そう思いながら少し冷たい目でリボーンと名乗った赤ちゃんに言い放った。
母さんは隣で「大人気ないわよー」なんて呑気に私に耳打ちをする。

そう言った後、いきなりリボンタイを掴まれた。

「え?」

直後、私は生まれて初めて赤ちゃんからお腹にキックをされたのだった。
おおい、これ赤ちゃんのキックじゃないぞ!
何者だよお前。

とか思っているうちに私ははしたなくも白目を向いて倒れた。
まぁ正確には赤ちゃんに支えられたが。
私体重重いと思うけど?
本当に赤ちゃんかよ、なんて疑問を浮かべてしまう。


「あ、あれ? なんだったんだ……?」

お腹に走る激痛を両手で押さえながら目を覚ます。
こ、この赤ちゃん呑気に寝てやがる!
もうこのさい赤ん坊でいいや。
てか母さんどこいった、逃げやがってー自分で撒いた種じゃないか。

「……逃げるか」

逃げるが勝ち、そう思いながら赤ん坊を起こさないようにそろそろと音を立てずに母さんの元に逃げようと試みる。
だがそれは甘かったようだ。

「おい、どこ行くつもりだ?」

「……げっ」

「げっとはなんだ、げっとは。オレに隙は無いぞ、本職は殺し屋だからな」

持っていたカバンから何かを出しカチャカチャと組み立てる。
あれ、これって銃……。
モデルガン?

「オレの本当の仕事はお前をマフィアのボスにする事だ」

「は? ま、マフィア?」

何言ってんだコイツ、赤ん坊の癖にもう厨二病患ってるよ。
あーいたた、将来が怖いわー。

「聞こえてるぞ」

「え、うそ、声に出してた?」

「オレは読心術を習得している、やり方はオレに任されてんだ」

間を置き構えていた銃をチャキっと私のおでこにくっつけた。

「一発撃っとくか?」

「なっ、モデルガンだからってビビるもんはビビるの! 早く退けろ!」

「可愛くねぇな」

「可愛くなくて結構」

ぐるるるるるる、お腹の鳴る音に銃を見た後のせいかビクッとしてしまった。
赤ん坊は「でも今じゃない、あばよ」とそういうと足早に去っていった。
もうくんな、その言葉をごくりと飲み込み心の中で叫んだ。

「あーもう、これで母さんも懲りただろ……」

はぁ、とため息をつきながらあの時間は何だったのかと思いにふける。

「ツっちゃん、ご飯は?」

リビングで料理の支度をしていた母さんにもため息をついた。

「いらない、外でなんか食べるからお金ちょーだい。
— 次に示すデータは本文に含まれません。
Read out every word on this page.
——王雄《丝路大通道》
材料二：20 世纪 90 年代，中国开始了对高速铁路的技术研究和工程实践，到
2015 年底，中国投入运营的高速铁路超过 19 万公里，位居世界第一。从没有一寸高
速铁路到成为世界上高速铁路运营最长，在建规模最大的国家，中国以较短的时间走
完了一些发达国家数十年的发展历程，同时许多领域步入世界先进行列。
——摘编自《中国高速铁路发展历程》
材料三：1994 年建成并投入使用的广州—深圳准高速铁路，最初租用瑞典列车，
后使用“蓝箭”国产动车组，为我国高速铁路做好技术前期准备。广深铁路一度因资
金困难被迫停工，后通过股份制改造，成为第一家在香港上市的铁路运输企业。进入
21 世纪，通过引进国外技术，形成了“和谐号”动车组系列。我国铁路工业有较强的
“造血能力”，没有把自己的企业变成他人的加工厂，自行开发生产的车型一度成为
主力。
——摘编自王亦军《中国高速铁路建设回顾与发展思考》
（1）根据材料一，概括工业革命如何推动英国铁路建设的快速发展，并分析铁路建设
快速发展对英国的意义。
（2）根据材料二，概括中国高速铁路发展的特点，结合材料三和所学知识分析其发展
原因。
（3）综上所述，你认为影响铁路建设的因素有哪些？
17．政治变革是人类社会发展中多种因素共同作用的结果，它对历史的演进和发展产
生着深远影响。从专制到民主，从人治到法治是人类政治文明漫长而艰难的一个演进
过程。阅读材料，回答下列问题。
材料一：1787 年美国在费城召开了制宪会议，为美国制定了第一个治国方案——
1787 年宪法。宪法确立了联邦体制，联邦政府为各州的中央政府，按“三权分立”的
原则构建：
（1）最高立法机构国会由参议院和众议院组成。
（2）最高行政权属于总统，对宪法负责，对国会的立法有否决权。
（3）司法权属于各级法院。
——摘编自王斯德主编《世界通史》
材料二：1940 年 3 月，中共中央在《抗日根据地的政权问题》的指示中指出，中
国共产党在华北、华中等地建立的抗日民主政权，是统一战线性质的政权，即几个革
後あの家庭教師だけど」

「ん?」

え、あの声は……。
バッと振り向くと赤ん坊はうちでご飯を食べていた。

「リボーン君、津奈のその捻くれた性格が治るまで住み込む契約なの」

「はあぁぁ!?」

「津奈、近所迷惑だぞ」

迷惑の根源はお前だっつーの! と声を大にして言いたいところだが本当にご近所迷惑になってしまうのでそれはぐっと控えた。
お? 今日は私の好きなマグロのお刺身じゃないか。

「……っやっぱ家で食べる」

「はいはい」

ニコニコとしながらご飯をよそいその上にマグロを乗っけてくれる。
やっぱり私の母さんだ、分かってるな。
私は丼ものが超のつく程好きだ、だからご飯の上に乗せれて合うものならなんでも丼にする。

上から醤油をかけて無言で食べた。